From 56000b8251f7b45bfe8a0ba416443dc57cf1b319 Mon Sep 17 00:00:00 2001
From: Javier Romero Castro <jrcastro9515@gmail.com>
Date: Thu, 11 Jul 2024 15:06:19 +0200
Subject: [PATCH] names: add orcid public data sync

* closes https://github.com/inveniosoftware/invenio-vocabularies/issues/353
---
 invenio_vocabularies/cli.py                   | 24 ++++-
 invenio_vocabularies/config.py                | 12 ++-
 .../contrib/names/datastreams.py              | 98 +++++++++++++++++--
 .../datastreams/datastreams.py                | 64 ++++++++----
 invenio_vocabularies/datastreams/readers.py   |  7 +-
 invenio_vocabularies/datastreams/tasks.py     | 15 ++-
 invenio_vocabularies/datastreams/writers.py   | 35 ++++++-
 setup.cfg                                     |  4 +
 8 files changed, 223 insertions(+), 36 deletions(-)

diff --git a/invenio_vocabularies/cli.py b/invenio_vocabularies/cli.py
index a9e1e55a..07187f1a 100644
--- a/invenio_vocabularies/cli.py
+++ b/invenio_vocabularies/cli.py
@@ -26,6 +26,8 @@ def vocabularies():
 
 def _process_vocab(config, num_samples=None):
     """Import a vocabulary."""
+    import time
+    start_time = time.time()
     ds = DataStreamFactory.create(
         readers_config=config["readers"],
         transformers_config=config.get("transformers"),
@@ -34,7 +36,8 @@ def _process_vocab(config, num_samples=None):
 
     success, errored, filtered = 0, 0, 0
     left = num_samples or -1
-    for result in ds.process():
+    for result in ds.process(batch_size=config["batch_size"] if "batch_size" in config else 100
+                             ,write_many=config["write_many"] if "write_many" in config else False):
         left = left - 1
         if result.filtered:
             filtered += 1
@@ -47,6 +50,20 @@ def _process_vocab(config, num_samples=None):
         if left == 0:
             click.secho(f"Number of samples reached {num_samples}", fg="green")
             break
+        
+    end_time = time.time()
+
+    elapsed_time = end_time - start_time
+    friendly_time = time.strftime("%H:%M:%S", time.gmtime(elapsed_time))
+    friendly_time_per_record = 0
+    if success:
+        elapsed_time_per_record = elapsed_time/success * 1000
+        friendly_time_per_record = time.strftime("%H:%M:%S", time.gmtime(elapsed_time_per_record))
+
+    print(f"CLI elapsed time: {friendly_time} for {success} entries.

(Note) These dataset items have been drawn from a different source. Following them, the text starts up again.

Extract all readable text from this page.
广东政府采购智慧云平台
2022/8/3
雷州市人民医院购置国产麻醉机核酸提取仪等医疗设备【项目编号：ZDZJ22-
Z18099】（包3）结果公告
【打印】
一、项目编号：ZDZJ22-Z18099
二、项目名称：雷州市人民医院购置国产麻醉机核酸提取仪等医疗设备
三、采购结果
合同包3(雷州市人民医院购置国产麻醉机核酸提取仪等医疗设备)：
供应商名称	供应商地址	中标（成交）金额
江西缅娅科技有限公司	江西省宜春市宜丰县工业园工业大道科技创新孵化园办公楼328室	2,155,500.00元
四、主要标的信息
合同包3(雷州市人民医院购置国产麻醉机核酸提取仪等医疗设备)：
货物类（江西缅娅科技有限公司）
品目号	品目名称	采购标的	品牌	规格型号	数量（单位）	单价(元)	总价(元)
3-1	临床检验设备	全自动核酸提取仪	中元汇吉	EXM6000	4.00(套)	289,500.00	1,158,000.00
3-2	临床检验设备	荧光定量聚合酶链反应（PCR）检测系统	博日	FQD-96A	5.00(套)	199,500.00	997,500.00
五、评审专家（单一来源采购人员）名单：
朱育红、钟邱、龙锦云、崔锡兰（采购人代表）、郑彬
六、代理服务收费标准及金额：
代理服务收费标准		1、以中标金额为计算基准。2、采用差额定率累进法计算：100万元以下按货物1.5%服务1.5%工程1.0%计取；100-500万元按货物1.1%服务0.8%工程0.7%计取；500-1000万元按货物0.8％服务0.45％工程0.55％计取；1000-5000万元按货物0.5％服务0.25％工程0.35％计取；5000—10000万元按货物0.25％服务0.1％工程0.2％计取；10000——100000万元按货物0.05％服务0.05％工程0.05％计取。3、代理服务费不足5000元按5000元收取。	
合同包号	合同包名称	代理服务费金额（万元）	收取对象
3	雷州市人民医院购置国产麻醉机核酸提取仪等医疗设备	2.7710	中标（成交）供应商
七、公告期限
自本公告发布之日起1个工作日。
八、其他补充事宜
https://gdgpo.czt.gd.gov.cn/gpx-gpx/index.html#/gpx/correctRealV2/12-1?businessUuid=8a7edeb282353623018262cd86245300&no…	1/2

An average of {friendly_time_per_record} per 1000 entry.\n")
+    with open("/tmp/elapsed_time.txt", "a") as file:
+        file.write(f"CLI elapsed time: {friendly_time} for {success} entries. An average of {friendly_time_per_record} per 1000 entry.\n")
+
     return success, errored, filtered
 
 
@@ -101,7 +118,10 @@ def update(vocabulary, filepath=None, origin=None):
     config = vc.get_config(filepath, origin)
 
     for w_conf in config["writers"]:
-        w_conf["args"]["update"] = True
+        if w_conf["type"] == "async":
+            w_conf["args"]["writer"]["args"]["update"] = True
+        else:
+            w_conf["args"]["update"] = True
 
     success, errored, filtered = _process_vocab(config)
 
diff --git a/invenio_vocabularies/config.py b/invenio_vocabularies/config.py
index d2203667..da59f47c 100644
--- a/invenio_vocabularies/config.py
+++ b/invenio_vocabularies/config.py
@@ -23,7 +23,7 @@
     ZipReader,
 )
 from .datastreams.transformers import XMLTransformer
-from .datastreams.writers import ServiceWriter, YamlWriter
+from .datastreams.writers import AsyncWriter, ServiceWriter, YamlWriter
 from .resources.resource import VocabulariesResourceConfig
 from .services.service import VocabulariesServiceConfig
 
@@ -122,5 +122,15 @@
 VOCABULARIES_DATASTREAM_WRITERS = {
     "service": ServiceWriter,
     "yaml": YamlWriter,
+    "async": AsyncWriter,
 }
 """Data Streams writers."""
+
+
+VOCABULARIES_ORCID_ACCESS_KEY="CHANGE_ME"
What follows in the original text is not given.